I acually use QMQP to transfer mail from the bastion host to the
internal mail host. The bastion host runs qmail-smtpd to receive
incoming mail, and uses qmail-qmqpc to send it all through the firewall
to the internal mail host. No mail is delivered locally on the bastion
host; all locally generated system mail is delivered to the internal
mail host.
I don't bother using the bastion host as an outgoing relay; I send all
mail direct from the internal mail host. There's not really much more
of a security rick since you only have to open up the router for
outgoing packets (from what I can gather). Though it wouldn't be too
much trouble allowing the internal machine to use the bastion host as an
outgoing relay as the bastion host uses the "internal" DNS ie as
specified in resolv.conf.
> 1) Add the mail store to Internet-available DNS? Security guidelines
> say not to do this, in order to deny information to attackers, but that's
> always seemed a pretty weak argument to me (once someone is in a position to
> use the information, they're in a position to gather the information pretty
> easily).
Nope.
>
> 2) Set the firewall to allow the mail relays to query the INTERNAL DNS
> servers, which will know about this host and will forward other requests
> back out the firewall to the ISP's DNS server? Seems inefficient, and
> presumably is as bad or worse than #1 security wise (cracker need only break
> DMZ to get all DNS info, as opposed to breaking onto the internal network).
This is what I do.
>
> 3) Set up a forwarding DNS server on the DMZ which knows about the
> internal mail store, but doesn't pass that info on to the Internet?

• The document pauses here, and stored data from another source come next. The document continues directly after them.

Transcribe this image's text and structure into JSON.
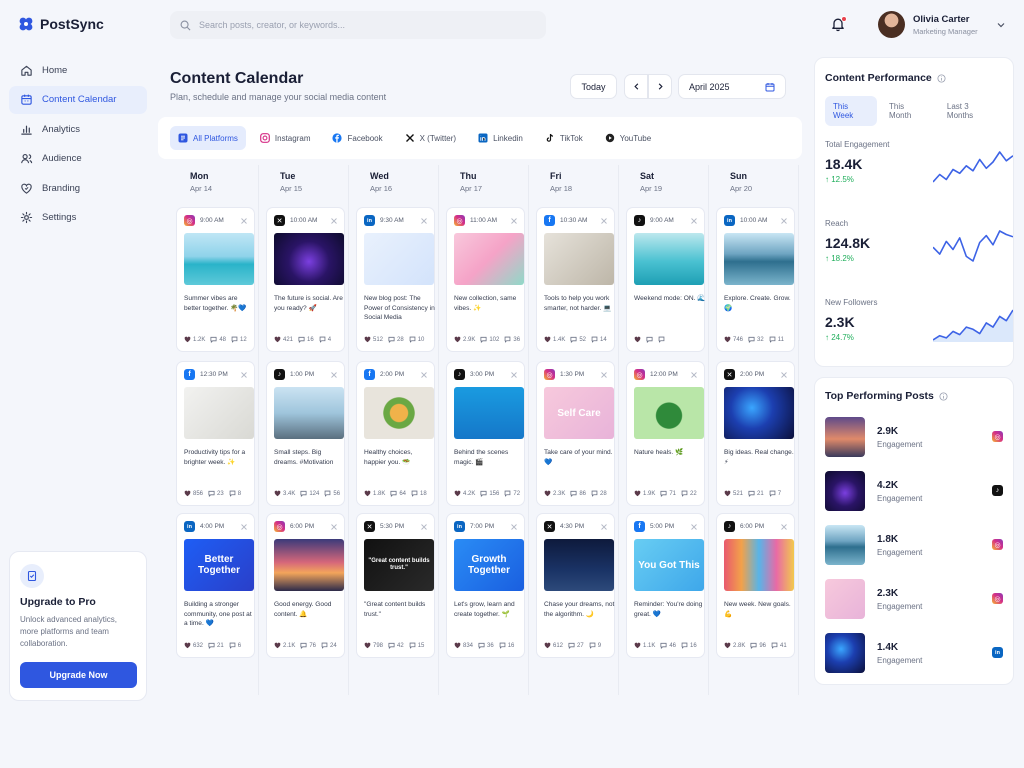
{
  "app": {
    "name": "PostSync"
  },
  "search": {
    "placeholder": "Search posts, creator, or keywords..."
  },
  "user": {
    "name": "Olivia Carter",
    "role": "Marketing Manager"
  },
  "nav": [
    {
      "label": "Home",
      "icon": "home-icon",
      "active": false
    },
    {
      "label": "Content Calendar",
      "icon": "calendar-icon",
      "active": true
    },
    {
      "label": "Analytics",
      "icon": "bar-chart-icon",
      "active": false
    },
    {
      "label": "Audience",
      "icon": "users-icon",
      "active": false
    },
    {
      "label": "Branding",
      "icon": "heart-icon",
      "active": false
    },
    {
      "label": "Settings",
      "icon": "gear-icon",
      "active": false
    }
  ],
  "promo": {
    "title": "Upgrade to Pro",
    "description": "Unlock advanced analytics, more platforms and team collaboration.",
    "button": "Upgrade Now"
  },
  "header": {
    "title": "Content Calendar",
    "subtitle": "Plan, schedule and manage your social media content",
    "today": "Today",
    "month": "April 2025"
  },
  "filters": [
    {
      "label": "All Platforms",
      "icon": "all-platforms-icon",
      "active": true
    },
    {
      "label": "Instagram",
      "icon": "instagram-icon",
      "active": false
    },
    {
      "label": "Facebook",
      "icon": "facebook-icon",
      "active": false
    },
    {
      "label": "X (Twitter)",
      "icon": "x-icon",
      "active": false
    },
    {
      "label": "Linkedin",
      "icon": "linkedin-icon",
      "active": false
    },
    {
      "label": "TikTok",
      "icon": "tiktok-icon",
      "active": false
    },
    {
      "label": "YouTube",
      "icon": "youtube-icon",
      "active": false
    }
  ],
  "days": [
    {
      "name": "Mon",
      "date": "Apr 14"
    },
    {
      "name": "Tue",
      "date": "Apr 15"
    },
    {
      "name": "Wed",
      "date": "Apr 16"
    },
    {
      "name": "Thu",
      "date": "Apr 17"
    },
    {
      "name": "Fri",
      "date": "Apr 18"
    },
    {
      "name": "Sat",
      "date": "Apr 19"
    },
    {
      "name": "Sun",
      "date": "Apr 20"
    }
  ],
  "colors": {
    "accent": "#2f57e0",
    "positive": "#1fae5b",
    "instagram": "#d62f86",
    "facebook": "#1877f2",
    "x": "#111111",
    "linkedin": "#0a66c2",
    "tiktok": "#111111"
  },
  "posts": [
    [
      {
        "platform": "instagram",
        "time": "9:00 AM",
        "text": "Summer vibes are better together. 🌴💙",
        "likes": "1.2K",
        "comments": "48",
        "shares": "12",
        "art": "beach",
        "overlay": ""
      },
      {
        "platform": "facebook",
        "time": "12:30 PM",
        "text": "Productivity tips for a brighter week. ✨",
        "likes": "856",
        "comments": "23",
        "shares": "8",
        "art": "desk",
        "overlay": ""
      },
      {
        "platform": "linkedin",
        "time": "4:00 PM",
        "text": "Building a stronger community, one post at a time. 💙",
        "likes": "632",
        "comments": "21",
        "shares": "6",
        "art": "blue-text",
        "overlay": "Better Together"
      }
    ],
    [
      {
        "platform": "x",
        "time": "10:00 AM",
        "text": "The future is social. Are you ready? 🚀",
        "likes": "421",
        "comments": "16",
        "shares": "4",
        "art": "neon-text",
        "overlay": ""
      },
      {
        "platform": "tiktok",
        "time": "1:00 PM",
        "text": "Small steps. Big dreams. #Motivation",
        "likes": "3.4K",
        "comments": "124",
        "shares": "56",
        "art": "people",
        "overlay": ""
      },
      {
        "platform": "instagram",
        "time": "6:00 PM",
        "text": "Good energy. Good content. 🔔",
        "likes": "2.1K",
        "comments": "76",
        "shares": "24",
        "art": "sunset",
        "overlay": ""
      }
    ],
    [
      {
        "platform": "linkedin",
        "time": "9:30 AM",
        "text": "New blog post: The Power of Consistency in Social Media",
        "likes": "512",
        "comments": "28",
        "shares": "10",
        "art": "illustration",
        "overlay": ""
      },
      {
        "platform": "facebook",
        "time": "2:00 PM",
        "text": "Healthy choices, happier you. 🥗",
        "likes": "1.8K",
        "comments": "64",
        "shares": "18",
        "art": "food",
        "overlay": ""
      },
      {
        "platform": "x",
        "time": "5:30 PM",
        "text": "\"Great content builds trust.\"",
        "likes": "798",
        "comments": "42",
        "shares": "15",
        "art": "quote",
        "overlay": "\"Great content builds trust.\""
      }
    ],
    [
      {
        "platform": "instagram",
        "time": "11:00 AM",
        "text": "New collection, same vibes. ✨",
        "likes": "2.9K",
        "comments": "102",
        "shares": "36",
        "art": "pink-shapes",
        "overlay": ""
      },
      {
        "platform": "tiktok",
        "time": "3:00 PM",
        "text": "Behind the scenes magic. 🎬",
        "likes": "4.2K",
        "comments": "156",
        "shares": "72",
        "art": "blue-person",
        "overlay": ""
      },
      {
        "platform": "linkedin",
        "time": "7:00 PM",
        "text": "Let's grow, learn and create together. 🌱",
        "likes": "834",
        "comments": "36",
        "shares": "16",
        "art": "blue-text2",
        "overlay": "Growth Together"
      }
    ],
    [
      {
        "platform": "facebook",
        "time": "10:30 AM",
        "text": "Tools to help you work smarter, not harder. 💻",
        "likes": "1.4K",
        "comments": "52",
        "shares": "14",
        "art": "laptop",
        "overlay": ""
      },
      {
        "platform": "instagram",
        "time": "1:30 PM",
        "text": "Take care of your mind. 💙",
        "likes": "2.3K",
        "comments": "86",
        "shares": "28",
        "art": "selfcare",
        "overlay": "Self Care"
      },
      {
        "platform": "x",
        "time": "4:30 PM",
        "text": "Chase your dreams, not the algorithm. 🌙",
        "likes": "612",
        "comments": "27",
        "shares": "9",
        "art": "night",
        "overlay": ""
      }
    ],
    [
      {
        "platform": "tiktok",
        "time": "9:00 AM",
        "text": "Weekend mode: ON. 🌊",
        "likes": "",
        "comments": "",
        "shares": "",
        "art": "pool",
        "overlay": ""
      },
      {
        "platform": "instagram",
        "time": "12:00 PM",
        "text": "Nature heals. 🌿",
        "likes": "1.9K",
        "comments": "71",
        "shares": "22",
        "art": "leaf",
        "overlay": ""
      },
      {
        "platform": "facebook",
        "time": "5:00 PM",
        "text": "Reminder: You're doing great. 💙",
        "likes": "1.1K",
        "comments": "46",
        "shares": "16",
        "art": "sky-text",
        "overlay": "You Got This"
      }
    ],
    [
      {
        "platform": "linkedin",
        "time": "10:00 AM",
        "text": "Explore. Create. Grow. 🌍",
        "likes": "746",
        "comments": "32",
        "shares": "11",
        "art": "lake",
        "overlay": ""
      },
      {
        "platform": "x",
        "time": "2:00 PM",
        "text": "Big ideas. Real change. ⚡",
        "likes": "521",
        "comments": "21",
        "shares": "7",
        "art": "galaxy",
        "overlay": ""
      },
      {
        "platform": "tiktok",
        "time": "6:00 PM",
        "text": "New week. New goals. 💪",
        "likes": "2.8K",
        "comments": "96",
        "shares": "41",
        "art": "buildings",
        "overlay": ""
      }
    ]
  ],
  "performance": {
    "title": "Content Performance",
    "tabs": [
      {
        "label": "This Week",
        "active": true
      },
      {
        "label": "This Month",
        "active": false
      },
      {
        "label": "Last 3 Months",
        "active": false
      }
    ],
    "metrics": [
      {
        "label": "Total Engagement",
        "value": "18.4K",
        "change": "↑ 12.5%",
        "trend": [
          20,
          26,
          22,
          30,
          27,
          33,
          29,
          38,
          31,
          36,
          44,
          37,
          41
        ]
      },
      {
        "label": "Reach",
        "value": "124.8K",
        "change": "↑ 18.2%",
        "trend": [
          30,
          24,
          35,
          28,
          38,
          22,
          18,
          34,
          40,
          32,
          44,
          41,
          39
        ]
      },
      {
        "label": "New Followers",
        "value": "2.3K",
        "change": "↑ 24.7%",
        "trend": [
          12,
          16,
          14,
          20,
          17,
          24,
          22,
          18,
          28,
          24,
          34,
          30,
          40
        ]
      }
    ]
  },
  "top_posts": {
    "title": "Top Performing Posts",
    "items": [
      {
        "value": "2.9K",
        "label": "Engagement",
        "platform": "instagram",
        "art": "beach-sunset"
      },
      {
        "value": "4.2K",
        "label": "Engagement",
        "platform": "tiktok",
        "art": "neon-text"
      },
      {
        "value": "1.8K",
        "label": "Engagement",
        "platform": "instagram",
        "art": "lake"
      },
      {
        "value": "2.3K",
        "label": "Engagement",
        "platform": "instagram",
        "art": "selfcare"
      },
      {
        "value": "1.4K",
        "label": "Engagement",
        "platform": "linkedin",
        "art": "galaxy"
      }
    ]
  }
}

Nope. You seem to be confusing DNS server and DNS client. You can
specify that the bastion host uses the internal DNS to resolve names for
its own processes and run a DNS server on the same box containing
completely different information.
> 4) Entering an [dotted quad] into smtproutes fixes this on the inbound
> relay case. Is there a similar fax for the outbound relay case?
Why not send outgoing mail directly?
R.
--
Two rules to success in life:
1. Don't tell people everything you know.